In many ways he represents the last in a line of sophisticated black cabaret artists that includes the BYP favourites Hutch and Turner Layton. “Time May Change” was tailor-made for him. However, it would have been Geraldo, a friend of Hugh’s, who would have chosen the song. That it was a sensible decision is evidenced by this early review in Gramophone,
“”Time May Change”, from ” Maid to Measure,” looks like becoming one of the hit tunes of the year, and Archie Lewis made a good choice in being among the first to record it. Full marks on all scores for this side.”

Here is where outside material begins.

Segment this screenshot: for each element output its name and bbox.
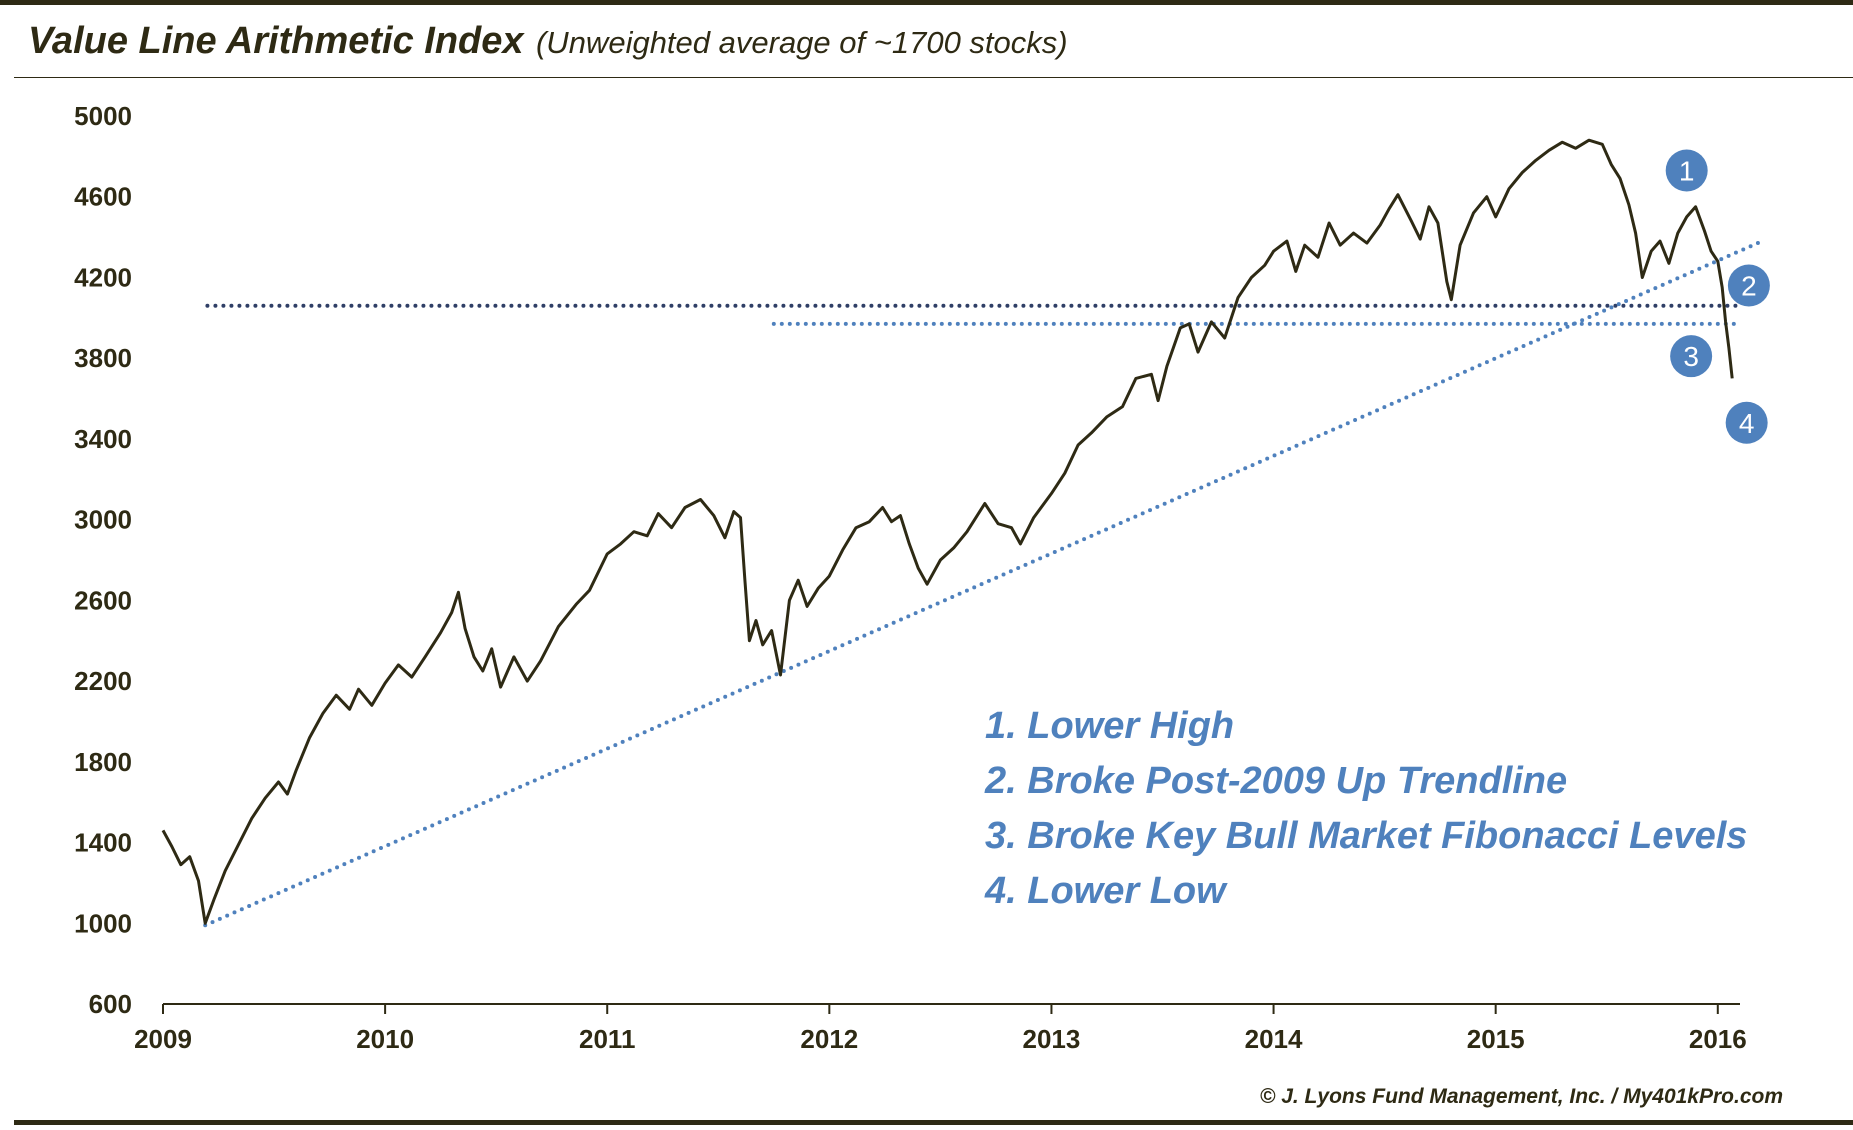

The song was indeed chart-bound, reaching number 4 (on sheet-music sales) and registering in the top twenty for 14 weeks. Sadly, by the end of its run on the Hit Parade Hugh was in steep physical decline.He was to have one more successful composition with “Souvenirs De Paris”, before his premature demise on the 10th of April 1949.
Here is a short clip from the end of Paul Rotha’s MOI film West Indies Calling (full version available on YouTube). The musicians backing Archie Lewis are some of the mainstays of the West End club scene and would have been familiar to Hugh and his associates.
Jessie Matthews did not record Time may Change ,unfortunately. She has been treated rather harshly in some histories of popular culture and is yet another in need of a little revisionist appreciation. A useful site is this one – Jessie Matthews.
The Jack Jackson and Archie Lewis versions of TMC are available as downloads from Amazon etc.